Reviewing the Mandela biography in The New York Times Book Review, John Carlin wrote, "The triumph of 'Mandela' is that it successfully demythologizes the man without in any way undermining his heroic stature." Mr. Sampson, who was white, became involved in South African affairs after serving as the editor of Drum, a Johannesburg magazine for black Africans, from 1951 to 1955. His first book, Drum: A Venture Into the New Africa (1956), recounted his years there.


He seemed to know everyone. Mr. Sampson once described Nadine Gordimer, the Nobel Prize-winning novelist, as "my oldest white friend in South Africa." He also met many of the young luminaries of the African National Congress, including Steve Biko and Walter Sisulu, keeping in touch with them from London after the A.N.C. was banned in 1960.


During this period, he also met Mr. Mandela, then a young lawyer for the African National Congress. After Mr. Mandela's arrest in 1964 on charges of sabotage, Mr. Sampson covered his trial for The Observer of London. Sentenced to life in prison, Mr. Mandela was freed in 1990; he was president of South Africa from 1994 to 1999.


In an interview with The Independent yesterday, Mr. Mandela said of Mr. Sampson: "He cared about Africa in a way that is rare among those from the developed world, and he never stopped caring. Because of his intimate involvement, both as observer and sympathizer, with our cause, I had no hesitation in agreeing to him writing my authorized biography. I knew that in his hands our cause would be reported justly."

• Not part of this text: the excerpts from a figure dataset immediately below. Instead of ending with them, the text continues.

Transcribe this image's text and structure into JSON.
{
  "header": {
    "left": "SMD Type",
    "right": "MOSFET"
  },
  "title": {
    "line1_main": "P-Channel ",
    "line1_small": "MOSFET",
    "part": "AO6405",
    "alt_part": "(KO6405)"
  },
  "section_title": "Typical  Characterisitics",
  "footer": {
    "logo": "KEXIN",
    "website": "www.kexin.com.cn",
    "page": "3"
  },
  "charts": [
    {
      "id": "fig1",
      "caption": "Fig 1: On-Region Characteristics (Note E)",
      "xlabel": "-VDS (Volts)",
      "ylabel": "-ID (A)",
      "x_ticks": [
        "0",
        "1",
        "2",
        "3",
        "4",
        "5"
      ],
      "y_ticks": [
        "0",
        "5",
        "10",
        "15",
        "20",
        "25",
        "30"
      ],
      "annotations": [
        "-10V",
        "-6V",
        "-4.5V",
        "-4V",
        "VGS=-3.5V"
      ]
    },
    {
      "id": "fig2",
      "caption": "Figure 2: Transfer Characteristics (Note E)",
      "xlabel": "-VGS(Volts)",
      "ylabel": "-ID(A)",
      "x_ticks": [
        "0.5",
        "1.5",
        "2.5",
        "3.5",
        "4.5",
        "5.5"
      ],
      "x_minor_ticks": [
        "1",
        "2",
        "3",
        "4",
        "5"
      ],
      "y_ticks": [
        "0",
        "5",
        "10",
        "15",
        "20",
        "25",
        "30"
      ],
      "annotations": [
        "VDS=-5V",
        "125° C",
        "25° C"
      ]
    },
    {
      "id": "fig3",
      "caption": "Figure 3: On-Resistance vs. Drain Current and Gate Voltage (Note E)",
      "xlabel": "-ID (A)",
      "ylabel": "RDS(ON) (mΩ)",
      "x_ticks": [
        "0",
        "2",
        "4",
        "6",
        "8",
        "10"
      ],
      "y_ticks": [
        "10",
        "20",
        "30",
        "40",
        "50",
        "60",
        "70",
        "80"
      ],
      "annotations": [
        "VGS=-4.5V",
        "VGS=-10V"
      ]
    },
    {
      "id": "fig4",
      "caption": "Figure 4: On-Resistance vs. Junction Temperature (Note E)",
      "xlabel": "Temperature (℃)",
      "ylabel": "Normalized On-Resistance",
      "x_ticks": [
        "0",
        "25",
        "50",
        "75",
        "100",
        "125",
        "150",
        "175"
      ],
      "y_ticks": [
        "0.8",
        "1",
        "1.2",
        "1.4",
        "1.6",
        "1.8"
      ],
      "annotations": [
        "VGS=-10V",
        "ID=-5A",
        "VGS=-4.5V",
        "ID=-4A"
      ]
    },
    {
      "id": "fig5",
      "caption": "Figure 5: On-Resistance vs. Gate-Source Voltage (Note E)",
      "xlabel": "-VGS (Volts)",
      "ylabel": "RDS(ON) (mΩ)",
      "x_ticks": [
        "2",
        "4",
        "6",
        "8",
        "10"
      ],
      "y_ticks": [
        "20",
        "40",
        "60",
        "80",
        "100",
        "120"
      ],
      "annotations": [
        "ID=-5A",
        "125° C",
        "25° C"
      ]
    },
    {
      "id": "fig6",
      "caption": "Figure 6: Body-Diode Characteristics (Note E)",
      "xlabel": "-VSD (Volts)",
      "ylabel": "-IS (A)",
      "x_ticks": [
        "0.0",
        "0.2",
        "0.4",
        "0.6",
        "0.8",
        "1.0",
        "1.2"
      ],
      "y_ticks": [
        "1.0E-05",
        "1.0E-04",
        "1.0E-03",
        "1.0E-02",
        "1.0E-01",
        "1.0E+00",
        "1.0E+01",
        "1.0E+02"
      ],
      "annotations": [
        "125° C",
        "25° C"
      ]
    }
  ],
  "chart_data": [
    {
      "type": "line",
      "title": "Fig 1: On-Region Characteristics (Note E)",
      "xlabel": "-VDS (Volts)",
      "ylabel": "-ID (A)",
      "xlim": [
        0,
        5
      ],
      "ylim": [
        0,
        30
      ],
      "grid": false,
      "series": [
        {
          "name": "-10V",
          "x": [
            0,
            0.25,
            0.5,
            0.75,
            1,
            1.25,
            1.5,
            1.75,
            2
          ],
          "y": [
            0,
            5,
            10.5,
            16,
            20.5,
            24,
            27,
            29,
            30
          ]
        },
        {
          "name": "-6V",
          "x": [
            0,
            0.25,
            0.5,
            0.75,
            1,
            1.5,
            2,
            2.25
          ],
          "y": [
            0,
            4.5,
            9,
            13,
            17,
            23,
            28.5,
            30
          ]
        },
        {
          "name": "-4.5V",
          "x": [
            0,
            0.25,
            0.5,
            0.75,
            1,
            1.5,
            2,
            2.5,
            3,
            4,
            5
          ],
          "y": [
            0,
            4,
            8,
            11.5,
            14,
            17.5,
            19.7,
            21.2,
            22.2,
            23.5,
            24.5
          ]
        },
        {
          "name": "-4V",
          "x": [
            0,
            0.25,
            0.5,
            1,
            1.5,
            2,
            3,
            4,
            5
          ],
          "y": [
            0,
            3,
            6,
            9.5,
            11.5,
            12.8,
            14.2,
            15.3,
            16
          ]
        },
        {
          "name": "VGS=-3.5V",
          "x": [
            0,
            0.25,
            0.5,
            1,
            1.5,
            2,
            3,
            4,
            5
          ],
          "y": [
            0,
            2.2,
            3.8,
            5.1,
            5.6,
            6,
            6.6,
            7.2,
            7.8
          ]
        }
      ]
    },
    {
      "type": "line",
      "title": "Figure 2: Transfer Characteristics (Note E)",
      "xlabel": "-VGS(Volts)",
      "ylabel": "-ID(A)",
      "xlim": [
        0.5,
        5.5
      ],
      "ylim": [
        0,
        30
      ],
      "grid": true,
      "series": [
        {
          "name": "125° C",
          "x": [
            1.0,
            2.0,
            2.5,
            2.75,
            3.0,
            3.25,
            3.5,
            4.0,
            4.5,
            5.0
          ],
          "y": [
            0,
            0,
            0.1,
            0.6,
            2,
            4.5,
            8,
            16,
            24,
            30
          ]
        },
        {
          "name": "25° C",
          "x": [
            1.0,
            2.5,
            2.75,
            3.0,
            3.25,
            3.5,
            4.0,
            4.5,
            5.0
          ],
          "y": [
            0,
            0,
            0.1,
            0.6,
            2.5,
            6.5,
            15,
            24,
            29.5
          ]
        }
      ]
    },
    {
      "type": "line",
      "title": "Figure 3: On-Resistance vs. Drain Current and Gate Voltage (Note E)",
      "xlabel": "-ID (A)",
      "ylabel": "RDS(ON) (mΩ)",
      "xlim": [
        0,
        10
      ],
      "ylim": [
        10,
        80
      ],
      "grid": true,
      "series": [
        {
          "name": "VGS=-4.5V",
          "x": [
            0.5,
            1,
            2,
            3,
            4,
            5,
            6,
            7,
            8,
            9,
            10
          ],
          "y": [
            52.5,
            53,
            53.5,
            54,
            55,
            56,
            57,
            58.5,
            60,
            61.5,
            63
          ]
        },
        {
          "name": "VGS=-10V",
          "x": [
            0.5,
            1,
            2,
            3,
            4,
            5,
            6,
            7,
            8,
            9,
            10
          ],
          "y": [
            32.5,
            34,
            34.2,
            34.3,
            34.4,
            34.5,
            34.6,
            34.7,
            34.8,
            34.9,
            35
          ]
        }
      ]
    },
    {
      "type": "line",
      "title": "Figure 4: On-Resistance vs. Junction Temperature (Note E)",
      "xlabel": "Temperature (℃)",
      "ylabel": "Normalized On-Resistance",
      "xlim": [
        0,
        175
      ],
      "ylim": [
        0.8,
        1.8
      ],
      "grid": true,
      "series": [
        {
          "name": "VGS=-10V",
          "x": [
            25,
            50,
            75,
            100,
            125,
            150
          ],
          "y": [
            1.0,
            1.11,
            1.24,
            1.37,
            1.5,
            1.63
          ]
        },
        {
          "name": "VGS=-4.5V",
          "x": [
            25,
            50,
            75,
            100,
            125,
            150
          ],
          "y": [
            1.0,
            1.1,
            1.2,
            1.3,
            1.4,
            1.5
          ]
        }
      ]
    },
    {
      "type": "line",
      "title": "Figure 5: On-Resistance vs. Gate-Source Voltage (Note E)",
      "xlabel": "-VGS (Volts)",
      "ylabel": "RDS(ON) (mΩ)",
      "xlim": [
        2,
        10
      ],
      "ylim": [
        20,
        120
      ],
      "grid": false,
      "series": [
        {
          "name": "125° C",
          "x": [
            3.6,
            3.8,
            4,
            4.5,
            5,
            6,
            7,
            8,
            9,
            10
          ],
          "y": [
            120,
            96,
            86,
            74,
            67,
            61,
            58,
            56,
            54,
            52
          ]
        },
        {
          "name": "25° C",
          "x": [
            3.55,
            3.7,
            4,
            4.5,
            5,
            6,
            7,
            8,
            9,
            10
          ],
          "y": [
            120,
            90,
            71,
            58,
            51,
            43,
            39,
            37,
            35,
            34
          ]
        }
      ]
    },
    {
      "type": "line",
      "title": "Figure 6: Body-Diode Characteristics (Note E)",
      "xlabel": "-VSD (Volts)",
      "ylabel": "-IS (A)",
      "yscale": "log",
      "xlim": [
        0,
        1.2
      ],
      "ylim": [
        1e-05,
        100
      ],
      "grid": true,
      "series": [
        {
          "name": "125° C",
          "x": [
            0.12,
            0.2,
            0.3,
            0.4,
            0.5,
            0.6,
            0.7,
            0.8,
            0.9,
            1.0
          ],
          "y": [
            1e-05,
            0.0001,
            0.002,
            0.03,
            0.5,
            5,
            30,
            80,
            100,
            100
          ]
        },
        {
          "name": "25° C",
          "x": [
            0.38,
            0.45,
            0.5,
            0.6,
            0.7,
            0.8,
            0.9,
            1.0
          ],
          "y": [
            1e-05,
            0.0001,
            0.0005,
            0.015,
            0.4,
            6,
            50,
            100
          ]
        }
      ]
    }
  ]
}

Anthony Terrell Seward Sampson was born on Aug. 3, 1926, in Billingham, England. After earning an undergraduate degree in English from Oxford, he was invited to edit Drum, which had recently begun publication. After returning to England, Mr. Sampson joined the staff of The Observer. He later edited The Sampson Letter, on politics and finance.


Mr. Sampson is survived by his wife, the former Sally Bentlif, whom he married in 1965; a sister, Dorothy Meade, of London; a brother, John, of Manhattan; a daughter, Katherine, of London; a son, Paul, of Dubai; and two grandchildren.


His other books include Macmillan: A Study in Ambiguity(1967); Seven Sisters: The Great Oil Companies and the World They Made (1975); Arms Bazaar: From Lebanon to Lockheed (1977); and Black and Gold (1987), a study of international business and black politics in South Africa.


Mr. Sampson, who returned often to South Africa, wrote evocatively of life in the country's black townships. Writing in The New York Times Magazine in May 1960, two months after the Sharpeville massacre, he observed:

"The black cities of South Africa are kept separate from the white cities by all the elaborate devices of apartheid. By day the Africans work in the same offices, factories or shops as the white men, and jostle in the same streets; but every night they are separated, and travel in their segregated trains to their segregated townships.


"To the whites, the lives of their black office boys or chauffeurs seem unimaginably separate and isolated from their own. . . . But to the urban Africans, the 'Europeans' are the ones who seem isolated, in their remote and hidden mansions in the superior suburbs. The Africans no longer feel themselves reliant on white patrons or promoters for their education and cultural development; they see themselves as the heirs of Western civilization, and the 'Europeans' as the impostors."